“Sante ragazze”: il modo migliore di raccontare le grandi donne è lasciarle parlare
Quando qualcuno viene a trovarmi a Catania, mia città di origine, nel tour che propongo di fare insieme includo sempre i suoi luoghi di culto più iconici: mi dànno l’occasione di spiegare da dove veniamo, chi siamo stati, cosa abbiamo scelto di tramandare o di dimenticare da queste parti. E mi portano inevitabilmente a parlare di Sant’Agata, patrona amatissima e dalle vicende personali a dir poco agghiaccianti.
Nel 2022, ancora una volta, le celebrazioni che la vedono protagonista dei primi giorni di febbraio sono state sospese per via della pandemia. E tuttavia, nella settimana di questa ricorrenza, mi sono ritrovata a sfogliare un volume uscito da poco in libreria, un albo illustrato a mo’ di breviario medievale, dedicato a dodici Sante ragazze che nei secoli hanno segnato non solo la storia della Chiesa, ma anche quella del loro tempo.

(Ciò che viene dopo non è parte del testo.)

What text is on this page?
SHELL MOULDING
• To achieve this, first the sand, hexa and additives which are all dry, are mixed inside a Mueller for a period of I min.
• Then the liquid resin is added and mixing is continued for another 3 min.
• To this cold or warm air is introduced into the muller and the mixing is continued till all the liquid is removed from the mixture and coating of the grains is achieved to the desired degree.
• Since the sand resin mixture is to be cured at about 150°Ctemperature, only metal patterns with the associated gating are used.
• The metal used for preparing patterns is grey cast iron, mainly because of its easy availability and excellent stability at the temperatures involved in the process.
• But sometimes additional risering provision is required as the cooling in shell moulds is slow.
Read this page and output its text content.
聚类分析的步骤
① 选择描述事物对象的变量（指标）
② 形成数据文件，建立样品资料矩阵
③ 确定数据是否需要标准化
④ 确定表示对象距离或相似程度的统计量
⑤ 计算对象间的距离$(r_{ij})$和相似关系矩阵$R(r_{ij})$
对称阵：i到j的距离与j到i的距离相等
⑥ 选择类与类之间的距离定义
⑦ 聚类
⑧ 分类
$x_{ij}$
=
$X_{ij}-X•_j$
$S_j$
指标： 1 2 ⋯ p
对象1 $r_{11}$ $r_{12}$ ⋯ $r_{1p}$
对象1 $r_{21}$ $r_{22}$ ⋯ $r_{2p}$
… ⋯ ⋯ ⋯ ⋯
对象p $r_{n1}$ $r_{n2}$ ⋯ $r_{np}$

Ragazze che sono diventate Sante perché ribelli, perché determinate, perché difformi. Sante al posto di streghe per puro caso, forse, perché è così che funziona il mondo: oggi acclamata qui, domani bruciata viva lì; oggi bruciata viva qui, domani santificata lì. Assurdo, a volte illogico, diciamo pure intollerabile. Eppure facile a verificarsi.
Ebbene: nell’opera curata da Ljubiza Mezzatesta ed edito da Lunaria, ho ritrovato un capitolo anche su Agata. Sul suo comportamento coerente, incorruttibile, appassionato. Perfino davanti a un uomo che, come accade tuttora in fin troppe circostanze, voleva piegare la sua volontà per motivi – guarda caso – economici, politici, sessuali.
Riscoprirla protagonista di una narrazione d’eccezione, con la riproduzione della cattedrale e un suo ritratto a tutta pagina, mi è servito per ricordarmi, adesso che tocca aspettare momenti più propizi per visitare chiese o invitare in Sicilia gente che vive altrove, in quanti modi nuovi si potrebbe ri-raccontare una storia antica.
D’altronde, è fondamentale ripescare dall’oblio nomi e cronache di donne, certo, così come resta cruciale aggiornare l’ottica da cui si osserva l’esperienza di chi la prova del tempo l’ha già superata: sante o streghe, poetesse o scienziate, artiste o avvocatesse, «le donne hanno dato un contributo di certo non inferiore a quello degli uomini nella lunga storia dell’umanità, e il più delle volte in condizioni ben più disagiate», scrive non per niente Ljubiza Mezzatesta nell’introduzione a Sante ragazze.
Ma ancora più importante è forse capire come parlare di loro, quali parole scegliere, in che modo ripercorrere la loro extra-ordinarietà. Eliminare i figli come prima notazione sul loro conto, aggiungere il cognome, valorizzarne le azioni, menzionarne le opere d’ingegno. E poi lasciare che, quando possibile, siano loro a parlare in prima persona, a riprendersi quella voce scomoda, ambigua e complessa che troppo a lungo è stata zittita, edulcorata o controllata.
Perché è anche da qui che passa il nostro modo di stare al mondo: dal rimetterci, nel mondo, non da ultimo attraverso i libri, tutte quelle figure che la parità di genere rischierebbero altrimenti di non ottenerla nemmeno dopo la morte.